"O Estado deve ajudar a economia a crescer contendo a despesa".
É esta a afirmação mais forte de Passos Coelho na entrevista que dá hoje ao Jornal de Negócios, e que a publicação puxa para título de capa.
Aposto que todos os meus amigos de centro-direita assinariam por baixo, e que adoram que o primeiro-ministro diga estas coisas.
Mas, há um pequeno problema, que pelos vistos escapa a Passos Coelho e a muita gente.
É que a frase é uma enorme contradição, tanto em termos teóricos como em termos práticos, como Portugal bem demonstra nos últimos dois anos.
Vamos primeiro à teoria.
Qualquer aluno de macroeconomia, no segundo ano do seu curso universitário, sabe que a despesa do Estado aumenta sempre o crescimento económico, e que o corte na despesa do Estado diminui sempre o crescimento económico de um país.
É isto que os alunos de economia aprenderam, ao longo de muitas décadas, e não há qualquer economista considerado, em qualquer país do mundo, que ensine outra coisa.
Ou seja, na teoria económica, a frase de Passos é um aborto, nunca se "ajuda" o crescimento com cortes na despesa do Estado.
Mas, além de ser um aborto teórico, é um aborto na prática.
Veja-se por exemplo o que aconteceu em Portugal.
Em 2012, o governo decidiu fazer profundos cortes na despesa do Estado.
Cortou os subsídios de férias e de Natal aos funcionários públicos e aos pensionistas, e cortou muitos "consumos intermédios" na despesa do Estado.
E qual foi o resultado?
Como previa a teoria económica, o resultado foi uma recessão dos diabos!
Caiu o PIB, aumentou drasticamente o desemprego, e caíram também as receitas fiscais, levando a que o deficit orçamental do Estado diminuisse muito pouco, e muito menos que o Governo desejava.
E tanto assim foi que o ministro das Finanças, Vítor Gaspar, se demitiu envergonhado com os resultados.
Ou seja, o corte de 2012, ou "contenção", como lhe chama Passos, na despesa do Estado foi um brutal fiasco económico, com efeitos destrutivos sobre Portugal.
Agora vejamos o que aconteceu em 2013.
Em 2013, impedido pelo Tribunal Constitucional de repetir a dose de cortes, o Governo foi obrigado a subir muito o IRS, com o já famoso "enorme aumento de impostos".
E o que aconteceu?
Bem, o que aconteceu foi que o PIB voltou a crescer, o desemprego começou a descer, as receitas fiscais do Estado cresceram imenso, e o deficit vai reduzir muito, até podendo acontecer que Portugal consiga ficar abaixo dos 5,5% que combinou com a "troika".

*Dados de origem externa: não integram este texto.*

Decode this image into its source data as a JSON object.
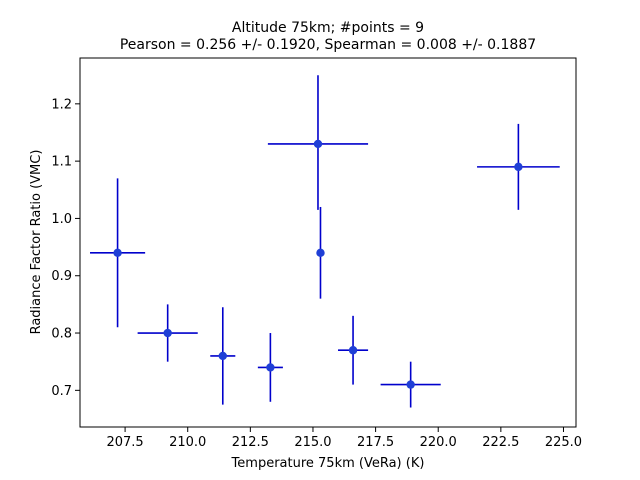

Ou seja, e citando o ministro Pires de Lima, em 2013 aconteceu um "milagre económico"!
E reparem que as exportações estiveram sempre a crescer, fosse em 2012 ou em 2013, portanto não foram elas, nem as responsáveis pela queda em 2012, nem pelo aumento do PIB em 2013.
A verdade nua e crua é esta: a economia portuguesa ajustou-se muito melhor ao aumento do IRS de 2013 do que aos brutais cortes de despesa de 2012!
Isto não é uma questão de ideologia ou crença, isto são factos!
Portanto, a frase de Passos Coelho é um estranho absurdo, só explicável por uma crença política.
Ele acredita mesmo numa ideia que é um aborto teórico e num aborto prático!
É isso que é pena, pois devia haver, ao fim destes anos e com estes resultados, mais lucidez em Passos.
Se ele tivesse aprendido alguma coisa com o que se passou em Portugal, o que Passos devia dizer era: "o Estado deve ajudar a economia a crescer mantendo o IRS alto, pois era baixo demais".
Ou: "a melhor maneira do Estado ajudar a economia a crescer é não fazendo cortes à bruta na despesa".
Ou ainda: "há duas maneiras de descer um deficit, uma são os cortes na despesa, outra são os aumentos de impostos, e esta última é muito mais eficaz e não destrói tanto a economia".
Porém, Passos parece nem perceber de teoria económica, nem sequer olhar para a realidade da economia do seu país, e em 2014 vai repetir a receita de 2012, e massacrar Portugal com mais cortes de salários e pensões.
Sendo assim, como prevê a teoria e como a prática vem mostrando, é muito provável que em 2014 entremos em nova recessão.
Lá se irá o "milagre económico" de Pires de Lima para o lixo e a frase de Passos vai mostrar, mais uma vez, o esplendor do seu absurdo.